PNNL - SciDB Case Study
Pacific Northwest National Laboratory (PNNL) is a Department of Energy (DOE) Office of Science national laboratory where interdisciplinary teams advance science and technology and deliver solutions to America's most intractable problems in energy, national security, and the environment. PNNL employs 4,200 staff, has a $850 million annual budget, and has been managed by Ohio-based Battelle since the Lab's inception in 1965.
PNNL is currently evaluating SciDB's role in both the atmospheric and biological domains, and contributing to the design and implementation of the SciDB to support these domains.
In the atmospheric domain, atmospheric data from the DOE-funded Atmospheric Radiation Measurement (ARM) Program's ground-based sensors and other atmospheric programs' satellites and models is well suited for the SciDB design.
Through ARM, the DOE-funded development of several highly instrumented ground stations, two mobile facilities, and an aerial facility for studying cloud formation processes and their influence on radiative transfer and for measuring other parameters that determine the radiative properties of the atmosphere. This scientific infrastructure and resultant data archive are available for use by scientists worldwide through the ARM Climate Research Facility. This user facility has enormous potential to advance scientific knowledge in a wide range of interdisciplinary earth sciences.
Current ARM data is archived in netCDF daily files, which contain time varying n-D arrays of data and the associated metadata and provenance data. The netCDF file structure will map easily into the SciDB array data model.

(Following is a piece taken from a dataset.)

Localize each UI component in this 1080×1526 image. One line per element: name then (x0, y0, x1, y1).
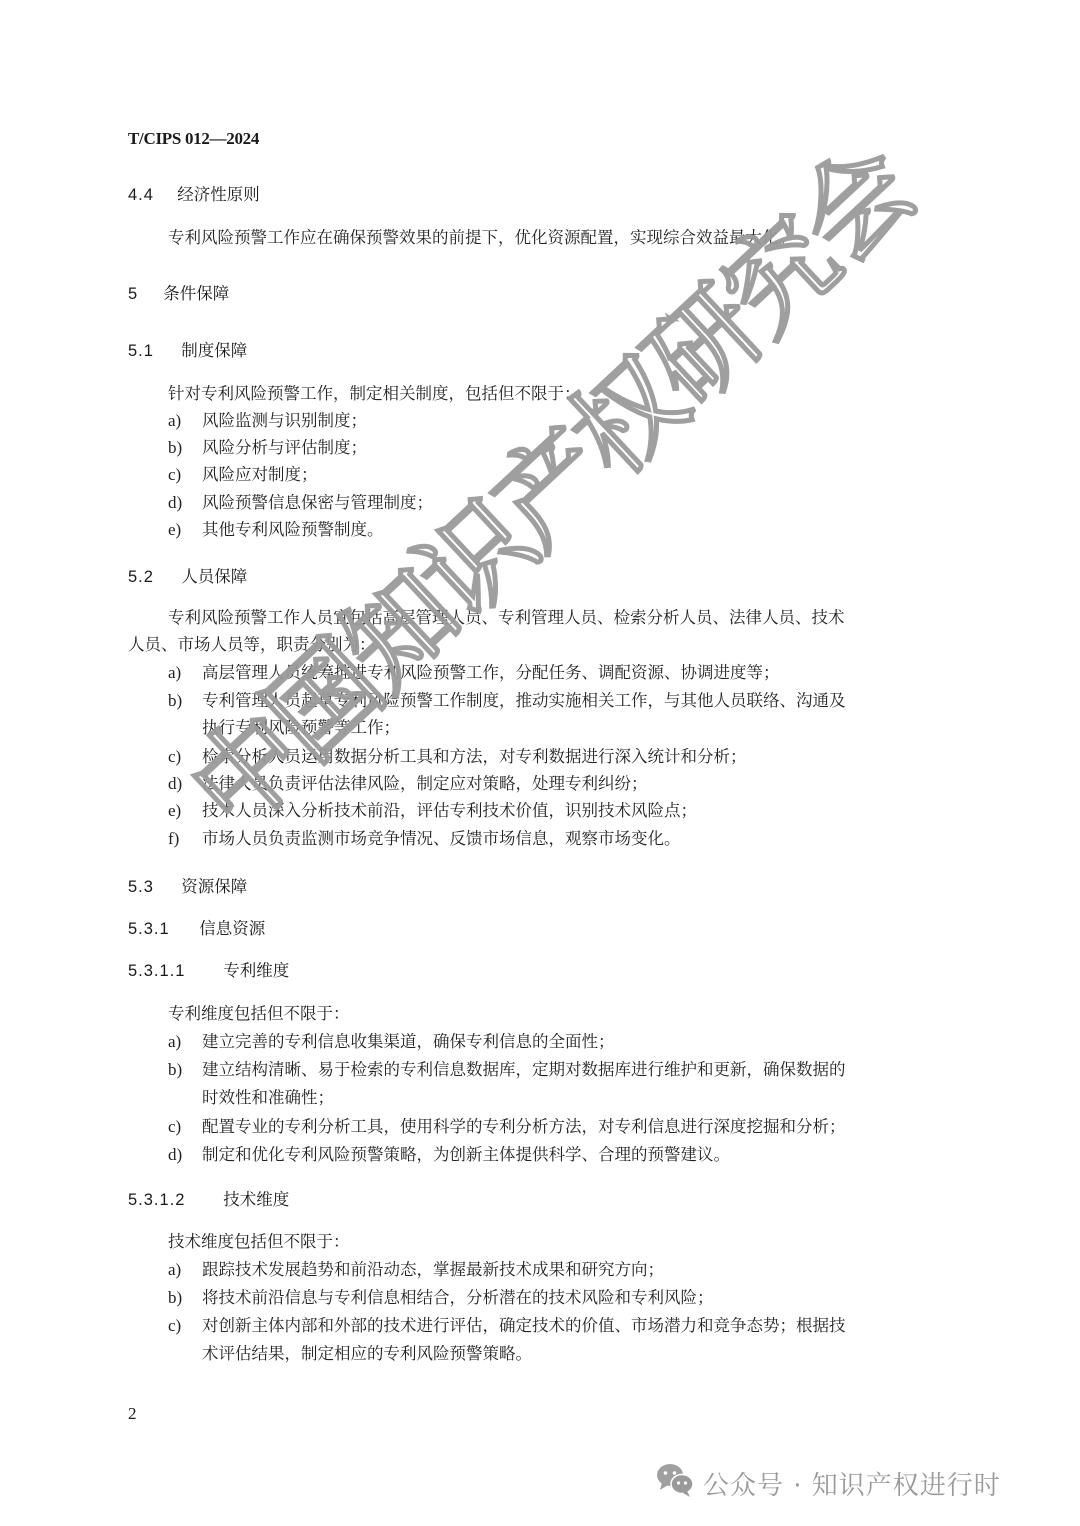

Along with the ability to store thumbnail images of the scientifically relevant data for quick review, the shared-nothing parallel architecture, and extensibility, SciDB appears to be a good fit for atmospheric data.

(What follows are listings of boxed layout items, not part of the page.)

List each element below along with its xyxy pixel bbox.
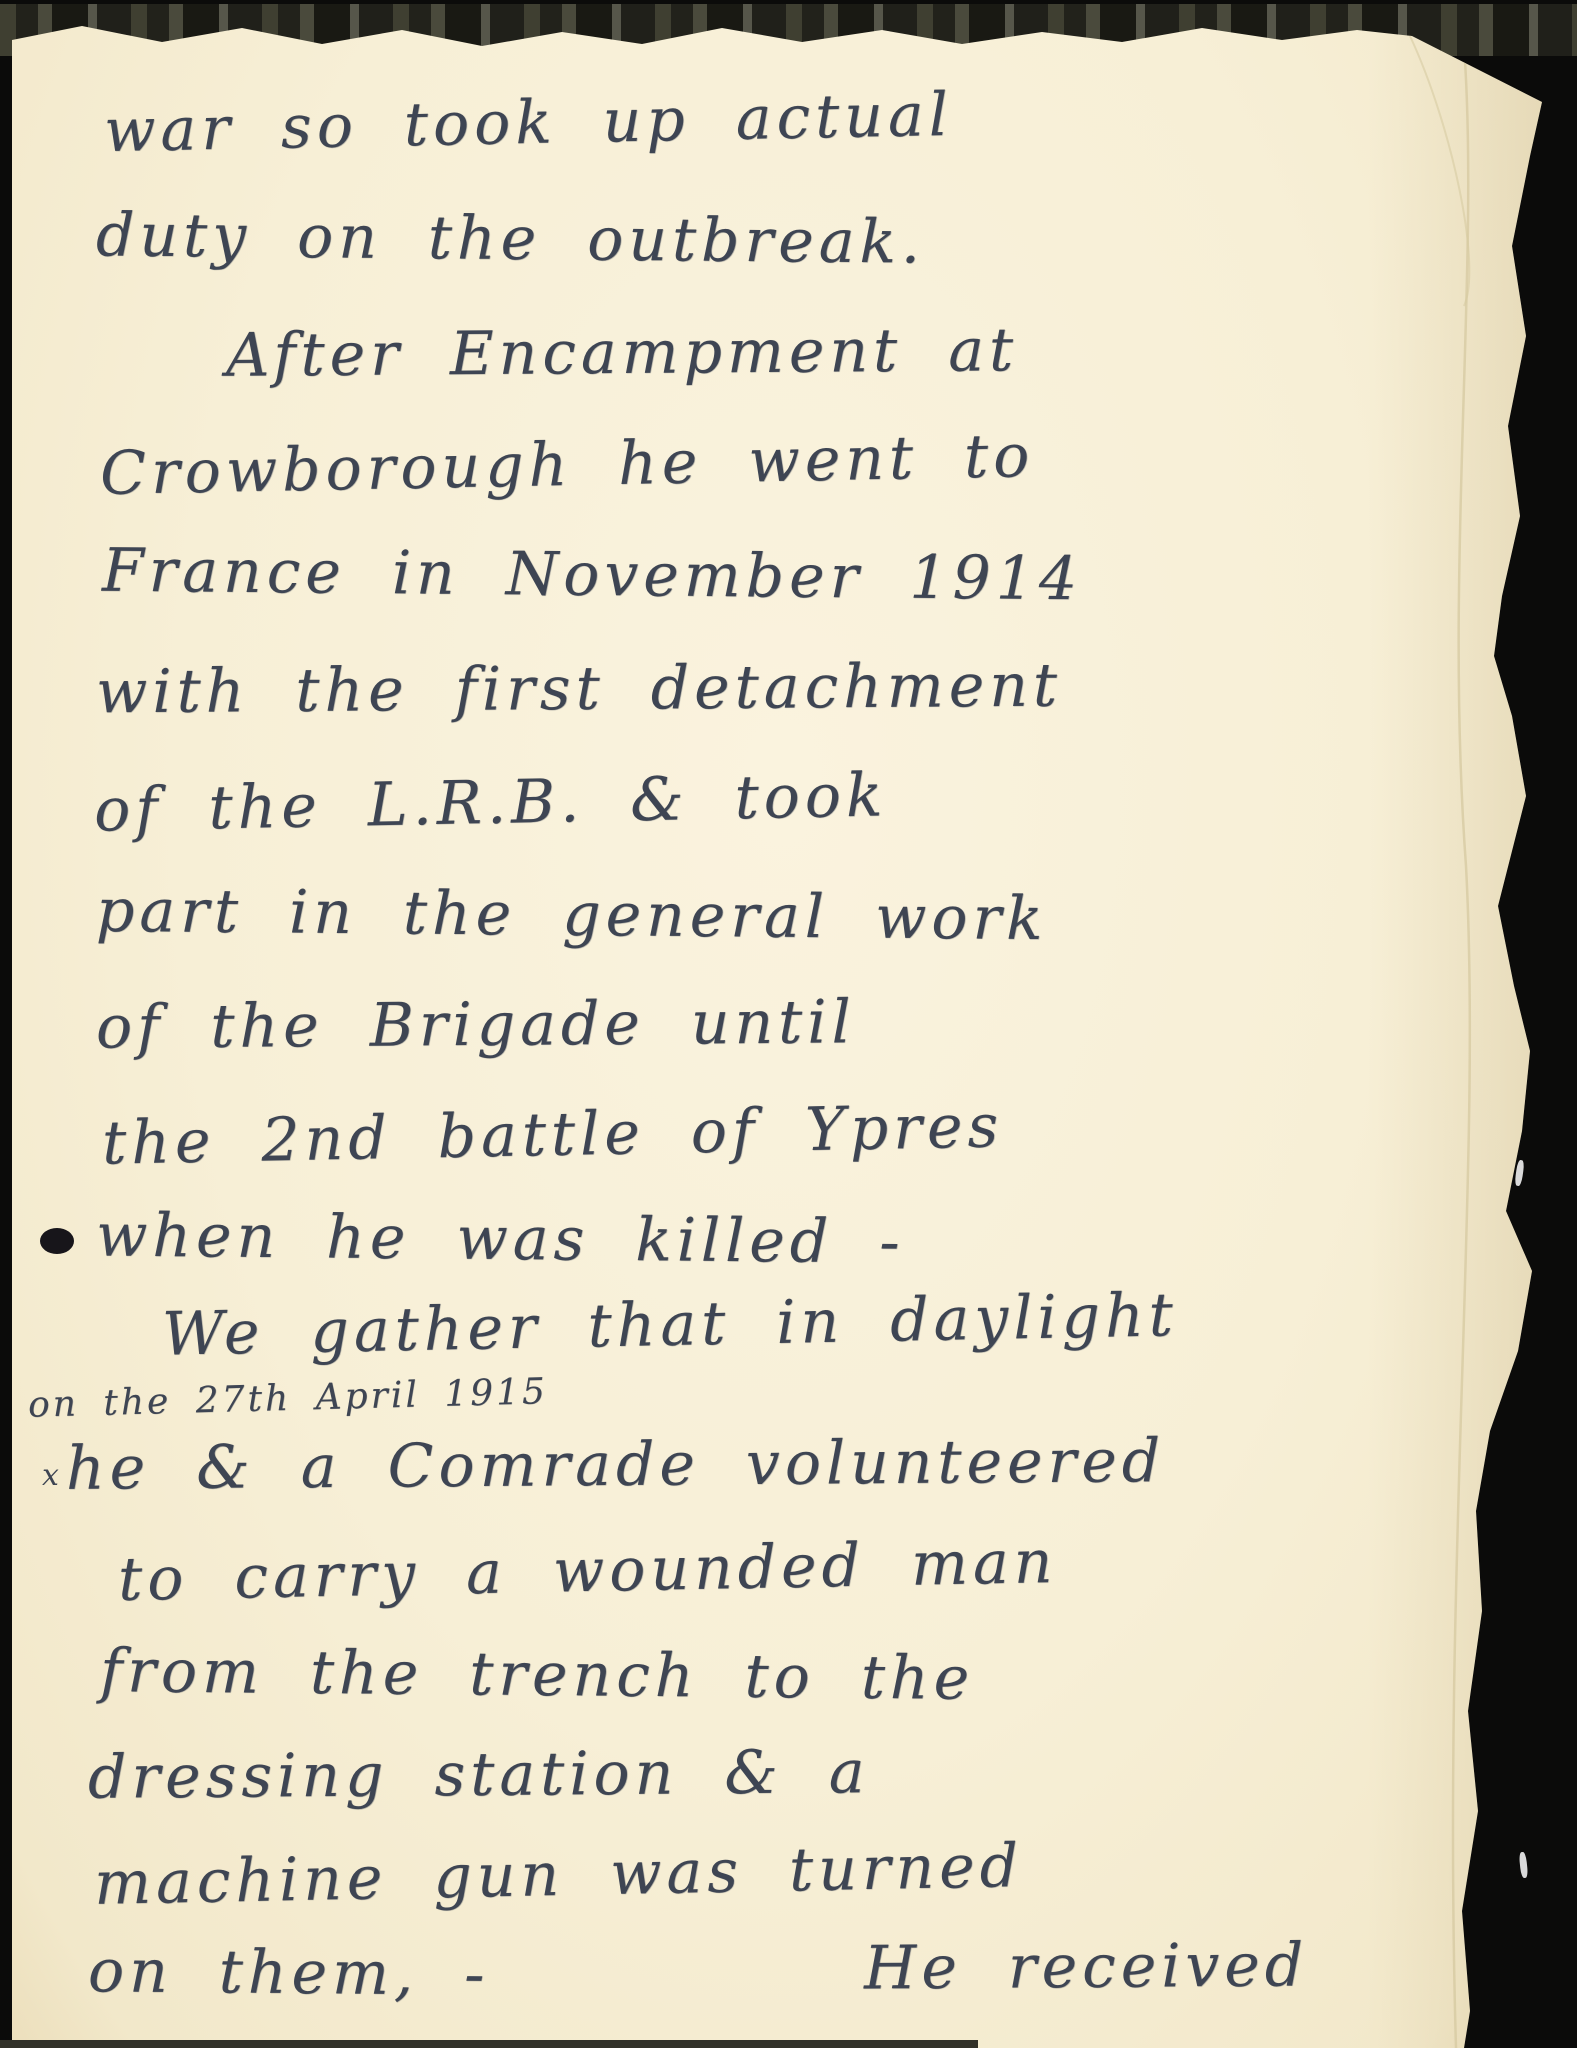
- handwritten-line: We gather that in daylight: [161, 1280, 1178, 1369]
- handwritten-line: to carry a wounded man: [117, 1527, 1057, 1615]
- handwritten-line: machine gun was turned: [93, 1831, 1023, 1919]
- margin-insertion-note: on the 27th April 1915: [28, 1371, 549, 1426]
- handwritten-line: when he was killed -: [96, 1200, 905, 1277]
- handwritten-line: with the first detachment: [96, 651, 1062, 728]
- handwritten-line: the 2nd battle of Ypres: [101, 1091, 1003, 1178]
- scan-background: war so took up actual duty on the outbre…: [0, 0, 1577, 2048]
- handwritten-line: After Encampment at: [226, 315, 1019, 391]
- torn-edge-glint: [1519, 1852, 1529, 1879]
- scan-bottom-edge: [0, 2040, 978, 2048]
- handwritten-line: he & a Comrade volunteered: [66, 1426, 1166, 1504]
- handwritten-line: on them, -: [88, 1936, 490, 2010]
- insertion-caret-mark: x: [42, 1458, 59, 1493]
- handwritten-line: France in November 1914: [102, 536, 1083, 615]
- handwritten-line: dressing station & a: [88, 1737, 870, 1812]
- handwritten-line: Crowborough he went to: [99, 421, 1034, 509]
- handwritten-line: of the L.R.B. & took: [93, 760, 888, 845]
- torn-edge-glint: [1514, 1160, 1525, 1187]
- handwritten-line: war so took up actual: [103, 80, 953, 166]
- handwritten-line: He received: [864, 1930, 1309, 2003]
- handwritten-line: part in the general work: [96, 876, 1048, 954]
- hole-punch-mark: [40, 1228, 74, 1254]
- document-page: war so took up actual duty on the outbre…: [12, 6, 1552, 2048]
- handwritten-line: of the Brigade until: [96, 987, 856, 1062]
- handwritten-line: from the trench to the: [100, 1636, 975, 1714]
- handwritten-line: duty on the outbreak.: [96, 200, 926, 277]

In biology, the expansive mass spectrometry capabilities at the Environmental Molecular Sciences Laboratory (EMSL) enable high-throughput, high-resolution analysis of complex mixtures. These resources are applied to a broad range of scientific studies related to human health and the environment, including the climate. Biologists and bioinformaticists rely on cutting-edge proteomics tools to perform complex analysis such as protein quantification and the characterization of protein to protein complexes. To support these types of analyses, experimentalists and downstream users rely on a data-management facility that consists of large-scale experimental relational databases and a petascale archive. EMSL is a DOE national scientific user facility located at PNNL.